Ø  I am angry at myself for being sick, or more closely mad at my brain for not being right and causing so much pain and disruption in life.  I want nothing more to have a good day, no anxiety, no sadness (often for no reason), and happiness without worrying if it will turn to mania.  I want to see the world without shadows and the sounds of psychosis.

Ø  I am angry at myself for loving a puppy, yet relieved to see her re-homed so I can relax again.  I am angry for the guilt I feel, so all I can do is cry.

Ø  I am angry that I cry nearly every day, sometimes because I have to force myself to go to work, to struggle through another 3 or 4 hours.  Something others would never think twice about is a struggle for me.  After 5 days I feel like I’ve been through a war and I’m overwhelmed and just want to hide and recover from what I saw as major battle.  Yet, I do it and I feel guilty because there are people who would give anything to have a job.   I continue on and if I am honest with myself, it is destroying me slowly.  

Ø  I am angry because I hear the talk at work about the things my co-workers put on Facebook, but I have never been asked to “be friends.” Then I realized, if they did friend me then they would know who I am.  That is something I do not want them to know.

Ø  I am angry that I need to take my medication, and do it merely out of habit, often wondering if it works anymore.  I’ve been taking it for so long, I’m not sure if I would know the difference really.  Even though I take it, I still get severely depressed, manic, have psychosis – so why take the meds – they obviously aren’t working.  Or maybe they are and even though it’s not stopping the symptoms, it could be worse.   Can’t imagine it really, it’s already hell.

Ø  I am angry and hate that I can’t share what on my mind all the time, I fear it – merely speaking the words of it all.  There are days when I don’t want to be positive, I want to sit in a corner and cry until it passes.  I want tell all the bad things in my head – that are nowhere near positive and as negative as you can get sometimes.  But I don’t, I tell myself I can merely think different and it will go away. 

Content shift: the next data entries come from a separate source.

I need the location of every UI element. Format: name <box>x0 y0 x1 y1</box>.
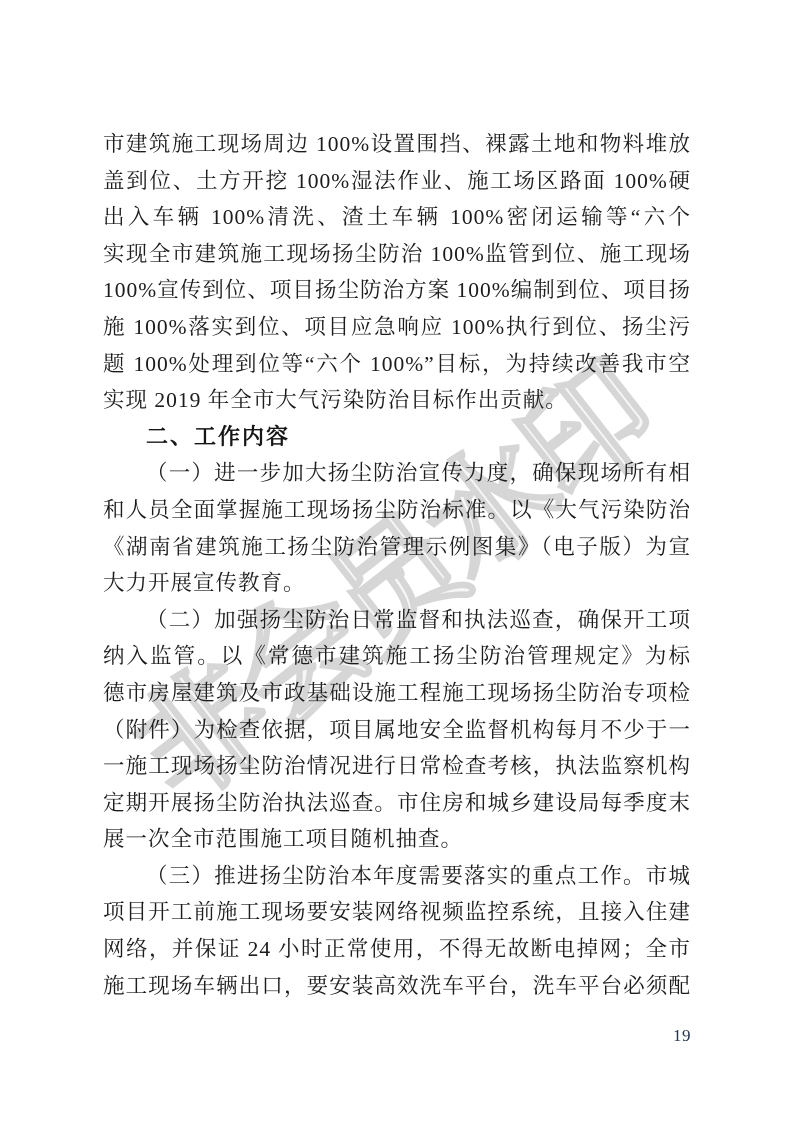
text-line: （二）加强扬尘防治日常监督和执法巡查，确保开工项目全部 <box>103 602 691 639</box>
text-line: （三）推进扬尘防治本年度需要落实的重点工作。市城区工程 <box>103 858 691 895</box>
text-line: 和人员全面掌握施工现场扬尘防治标准。以《大气污染防治法》和 <box>103 492 691 529</box>
text-line: 实现 2019 年全市大气污染防治目标作出贡献。 <box>103 382 691 419</box>
text-line: （附件）为检查依据，项目属地安全监督机构每月不少于一次对每 <box>103 712 691 749</box>
document-body: 市建筑施工现场周边 100%设置围挡、裸露土地和物料堆放 100%覆 盖到位、土… <box>103 126 691 1004</box>
text-line: 德市房屋建筑及市政基础设施工程施工现场扬尘防治专项检查表》 <box>103 675 691 712</box>
text-line: 定期开展扬尘防治执法巡查。市住房和城乡建设局每季度末集中开 <box>103 785 691 822</box>
text-line: 题 100%处理到位等“六个 100%”目标，为持续改善我市空气质量， <box>103 346 691 383</box>
text-line: （一）进一步加大扬尘防治宣传力度，确保现场所有相关单位 <box>103 455 691 492</box>
text-line: 实现全市建筑施工现场扬尘防治 100%监管到位、施工现场扬尘防治 <box>103 236 691 273</box>
text-line: 大力开展宣传教育。 <box>103 565 691 602</box>
text-line: 施工现场车辆出口，要安装高效洗车平台，洗车平台必须配有过水 <box>103 968 691 1005</box>
document-page: 非会员水印 市建筑施工现场周边 100%设置围挡、裸露土地和物料堆放 100%覆… <box>0 0 793 1122</box>
text-line: 一施工现场扬尘防治情况进行日常检查考核，执法监察机构每月不 <box>103 748 691 785</box>
text-line: 出入车辆 100%清洗、渣土车辆 100%密闭运输等“六个 100%”要求。 <box>103 199 691 236</box>
text-line: 盖到位、土方开挖 100%湿法作业、施工场区路面 100%硬化到位、 <box>103 163 691 200</box>
text-line: 网络，并保证 24 小时正常使用，不得无故断电掉网；全市城镇区域 <box>103 931 691 968</box>
text-line: 展一次全市范围施工项目随机抽查。 <box>103 821 691 858</box>
text-line: 项目开工前施工现场要安装网络视频监控系统，且接入住建局监控 <box>103 894 691 931</box>
text-line: 施 100%落实到位、项目应急响应 100%执行到位、扬尘污染突出问 <box>103 309 691 346</box>
text-line: 100%宣传到位、项目扬尘防治方案 100%编制到位、项目扬尘防治措 <box>103 272 691 309</box>
text-line: 纳入监管。以《常德市建筑施工扬尘防治管理规定》为标准，《常 <box>103 638 691 675</box>
section-heading: 二、工作内容 <box>103 419 691 456</box>
text-line: 《湖南省建筑施工扬尘防治管理示例图集》（电子版）为宣传教材， <box>103 529 691 566</box>
page-number: 19 <box>103 1026 691 1046</box>
text-line: 市建筑施工现场周边 100%设置围挡、裸露土地和物料堆放 100%覆 <box>103 126 691 163</box>
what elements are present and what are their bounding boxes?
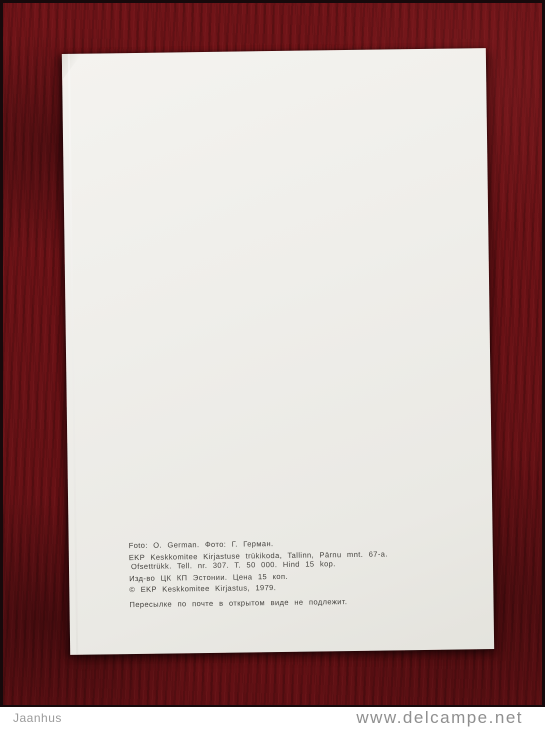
delcampe-watermark: www.delcampe.net bbox=[356, 708, 523, 728]
watermark-strip: Jaanhus www.delcampe.net bbox=[0, 707, 545, 730]
imprint-photo-credit: Foto: O. German. Фото: Г. Герман. bbox=[129, 537, 475, 550]
publisher-imprint: Foto: O. German. Фото: Г. Герман. EKP Ke… bbox=[129, 537, 476, 609]
postcard-back: Foto: O. German. Фото: Г. Герман. EKP Ke… bbox=[62, 48, 494, 655]
imprint-copyright: © EKP Keskkomitee Kirjastus, 1979. bbox=[129, 581, 475, 594]
corner-fold bbox=[62, 54, 82, 80]
seller-watermark: Jaanhus bbox=[13, 711, 62, 725]
screenshot-stage: Foto: O. German. Фото: Г. Герман. EKP Ke… bbox=[0, 0, 545, 730]
imprint-mailing-note: Пересылке по почте в открытом виде не по… bbox=[129, 596, 475, 609]
photo-frame: Foto: O. German. Фото: Г. Герман. EKP Ke… bbox=[0, 0, 545, 707]
card-edge-highlight bbox=[68, 54, 78, 655]
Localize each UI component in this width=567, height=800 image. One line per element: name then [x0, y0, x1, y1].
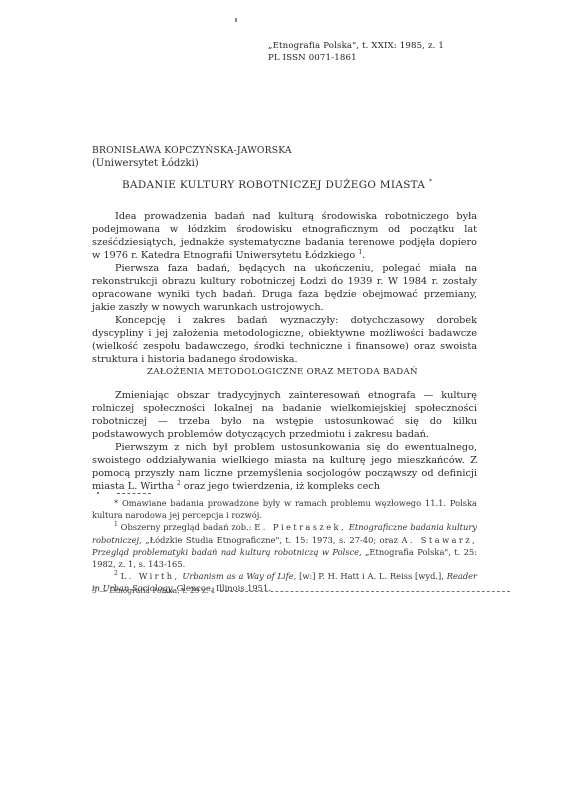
issn: PL ISSN 0071-1861	[268, 52, 444, 64]
article-title-text: BADANIE KULTURY ROBOTNICZEJ DUŻEGO MIAST…	[122, 179, 425, 191]
article-title: BADANIE KULTURY ROBOTNICZEJ DUŻEGO MIAST…	[122, 178, 432, 192]
paragraph: Zmieniając obszar tradycyjnych zainteres…	[92, 389, 477, 441]
section-heading: ZAŁOŻENIA METODOLOGICZNE ORAZ METODA BAD…	[147, 366, 418, 378]
footnote-star: * Omawiane badania prowadzone były w ram…	[92, 497, 477, 521]
footnotes: * Omawiane badania prowadzone były w ram…	[92, 497, 477, 595]
signature-line: 5 — Etnografia Polska, t. 29 z. 1	[92, 586, 510, 596]
printer-signature: 5 — Etnografia Polska, t. 29 z. 1	[92, 586, 216, 595]
scan-speck	[235, 18, 237, 22]
paragraph: Pierwsza faza badań, będących na ukończe…	[92, 262, 477, 314]
author-affiliation: (Uniwersytet Łódzki)	[92, 157, 199, 170]
scan-dot	[97, 492, 99, 494]
journal-citation: „Etnografia Polska", t. XXIX: 1985, z. 1	[268, 40, 444, 52]
signature-rule	[220, 591, 510, 592]
journal-header: „Etnografia Polska", t. XXIX: 1985, z. 1…	[268, 40, 444, 64]
title-footnote-marker: *	[429, 179, 432, 186]
paragraph: Pierwszym z nich był problem ustosunkowa…	[92, 441, 477, 493]
intro-section: Idea prowadzenia badań nad kulturą środo…	[92, 210, 477, 366]
footnote-1: 1 Obszerny przegląd badań zob.: E. Pietr…	[92, 521, 477, 570]
footnote-separator	[117, 493, 151, 494]
paragraph: Idea prowadzenia badań nad kulturą środo…	[92, 210, 477, 262]
method-section: Zmieniając obszar tradycyjnych zainteres…	[92, 389, 477, 493]
paragraph: Koncepcję i zakres badań wyznaczyły: dot…	[92, 314, 477, 366]
author-name: BRONISŁAWA KOPCZYŃSKA-JAWORSKA	[92, 144, 292, 157]
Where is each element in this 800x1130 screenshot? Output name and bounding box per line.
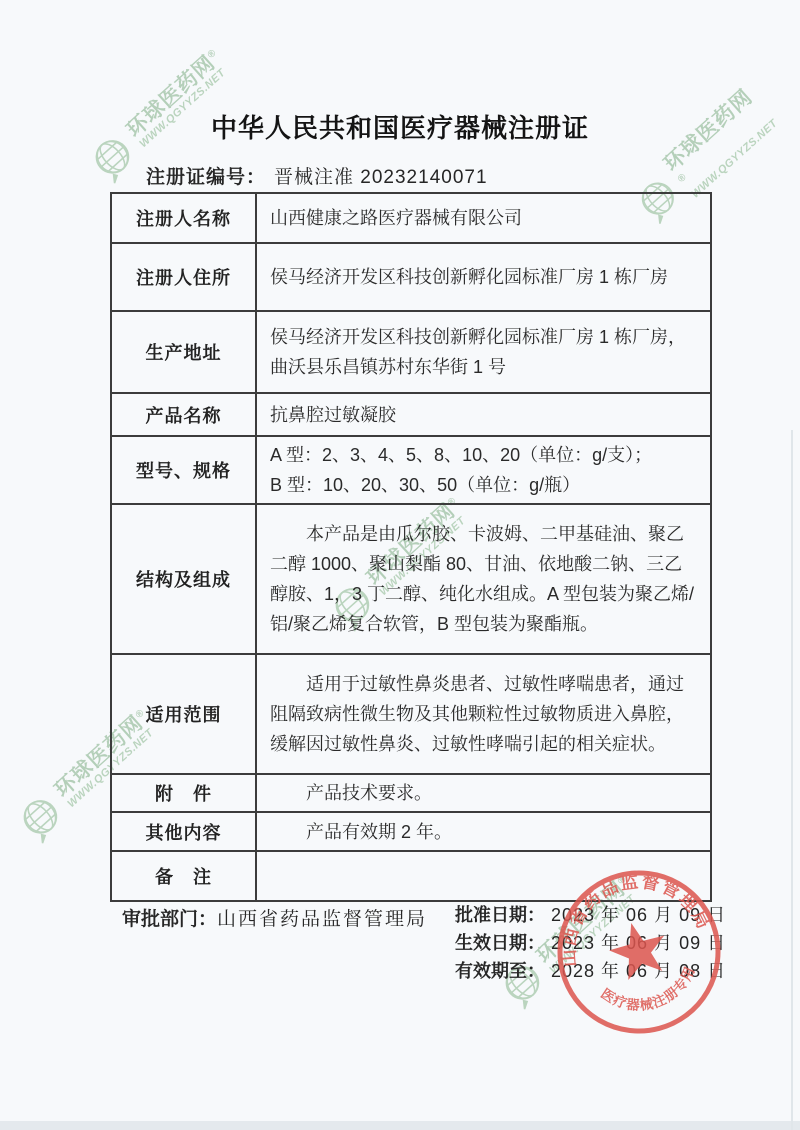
row-label: 注册人名称 <box>111 193 256 243</box>
row-value: 侯马经济开发区科技创新孵化园标准厂房 1 栋厂房 <box>256 243 711 311</box>
expiry-date: 有效期至：2028 年 06 月 08 日 <box>455 957 726 985</box>
table-row: 产品名称 抗鼻腔过敏凝胶 <box>111 393 711 436</box>
row-label: 结构及组成 <box>111 504 256 654</box>
row-value: 产品技术要求。 <box>256 774 711 812</box>
table-row: 注册人名称 山西健康之路医疗器械有限公司 <box>111 193 711 243</box>
approval-department: 审批部门：山西省药品监督管理局 <box>122 904 427 931</box>
certificate-page: 环球医药网® WWW.QGYYZS.NET 环球医药网® WWW.QGYYZS.… <box>0 0 800 1130</box>
table-row: 备 注 <box>111 851 711 901</box>
row-value: 侯马经济开发区科技创新孵化园标准厂房 1 栋厂房，曲沃县乐昌镇苏村东华街 1 号 <box>256 311 711 393</box>
registered-mark-icon: ® <box>676 171 690 185</box>
row-value: 适用于过敏性鼻炎患者、过敏性哮喘患者，通过阻隔致病性微生物及其他颗粒性过敏物质进… <box>256 654 711 774</box>
row-label: 其他内容 <box>111 812 256 851</box>
scan-edge-right <box>791 430 793 1130</box>
row-value: 抗鼻腔过敏凝胶 <box>256 393 711 436</box>
row-label: 型号、规格 <box>111 436 256 504</box>
row-label: 产品名称 <box>111 393 256 436</box>
page-title: 中华人民共和国医疗器械注册证 <box>0 108 800 145</box>
approval-date: 批准日期：2023 年 06 月 09 日 <box>455 901 726 929</box>
table-row: 附 件 产品技术要求。 <box>111 774 711 812</box>
row-value <box>256 851 711 901</box>
certificate-number-value: 晋械注准 20232140071 <box>274 167 488 188</box>
row-label: 适用范围 <box>111 654 256 774</box>
table-row: 注册人住所 侯马经济开发区科技创新孵化园标准厂房 1 栋厂房 <box>111 243 711 311</box>
effective-date: 生效日期：2023 年 06 月 09 日 <box>455 929 726 957</box>
row-value: 山西健康之路医疗器械有限公司 <box>256 193 711 243</box>
scan-edge-bottom <box>0 1121 800 1130</box>
table-row: 适用范围 适用于过敏性鼻炎患者、过敏性哮喘患者，通过阻隔致病性微生物及其他颗粒性… <box>111 654 711 774</box>
approval-department-label: 审批部门： <box>122 909 217 930</box>
row-value: 产品有效期 2 年。 <box>256 812 711 851</box>
table-row: 结构及组成 本产品是由瓜尔胶、卡波姆、二甲基硅油、聚乙二醇 1000、聚山梨酯 … <box>111 504 711 654</box>
globe-icon <box>9 785 74 850</box>
footer: 审批部门：山西省药品监督管理局 批准日期：2023 年 06 月 09 日 生效… <box>110 900 712 990</box>
row-value: A 型：2、3、4、5、8、10、20（单位：g/支）； B 型：10、20、3… <box>256 436 711 504</box>
row-label: 备 注 <box>111 851 256 901</box>
registered-mark-icon: ® <box>206 47 220 61</box>
certificate-number-label: 注册证编号： <box>146 167 266 188</box>
spec-line-b: B 型：10、20、30、50（单位：g/瓶） <box>270 470 700 500</box>
table-row: 其他内容 产品有效期 2 年。 <box>111 812 711 851</box>
certificate-number: 注册证编号：晋械注准 20232140071 <box>146 162 488 189</box>
dates-block: 批准日期：2023 年 06 月 09 日 生效日期：2023 年 06 月 0… <box>455 901 726 985</box>
table-row: 生产地址 侯马经济开发区科技创新孵化园标准厂房 1 栋厂房，曲沃县乐昌镇苏村东华… <box>111 311 711 393</box>
row-value: 本产品是由瓜尔胶、卡波姆、二甲基硅油、聚乙二醇 1000、聚山梨酯 80、甘油、… <box>256 504 711 654</box>
table-row: 型号、规格 A 型：2、3、4、5、8、10、20（单位：g/支）； B 型：1… <box>111 436 711 504</box>
spec-line-a: A 型：2、3、4、5、8、10、20（单位：g/支）； <box>270 440 700 470</box>
row-label: 附 件 <box>111 774 256 812</box>
row-label: 生产地址 <box>111 311 256 393</box>
row-label: 注册人住所 <box>111 243 256 311</box>
certificate-table: 注册人名称 山西健康之路医疗器械有限公司 注册人住所 侯马经济开发区科技创新孵化… <box>110 192 712 902</box>
approval-department-value: 山西省药品监督管理局 <box>217 909 427 930</box>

Ø  I am angry that I lose my way so easily and my dreams are slipping away.   I’ve always had the idea of what life would be, I would write, share with my talents with the world.  Promote mental health, write stories and books.  Take pictures and use them to share the beauty of nature.  I would travel and experience the world as it’s meant to be, open and free.  While these ideas are still part of my life, I find it hard to achieve them when much of my time is spent merely surviving.

Ø  I am angry that the world is going on around me and I’m not really part of it, I go through the motions of living – though I don’t realize it at the time.   I wonder how much I am losing.

Ø  I am angry because I look at the sea and sometimes see only water; there are days when even the beauty is lost to me.   People come here for the breath taking views and beaches, but I see it and walk away. 

Ø  But most of all,  I am proud of myself, in at least in this instance, I didn't hide my anger and fear.  I let it out so that maybe someone else will do the same.   It’s not an easy ride for any of us, but together and by sharing our stories we can make it through.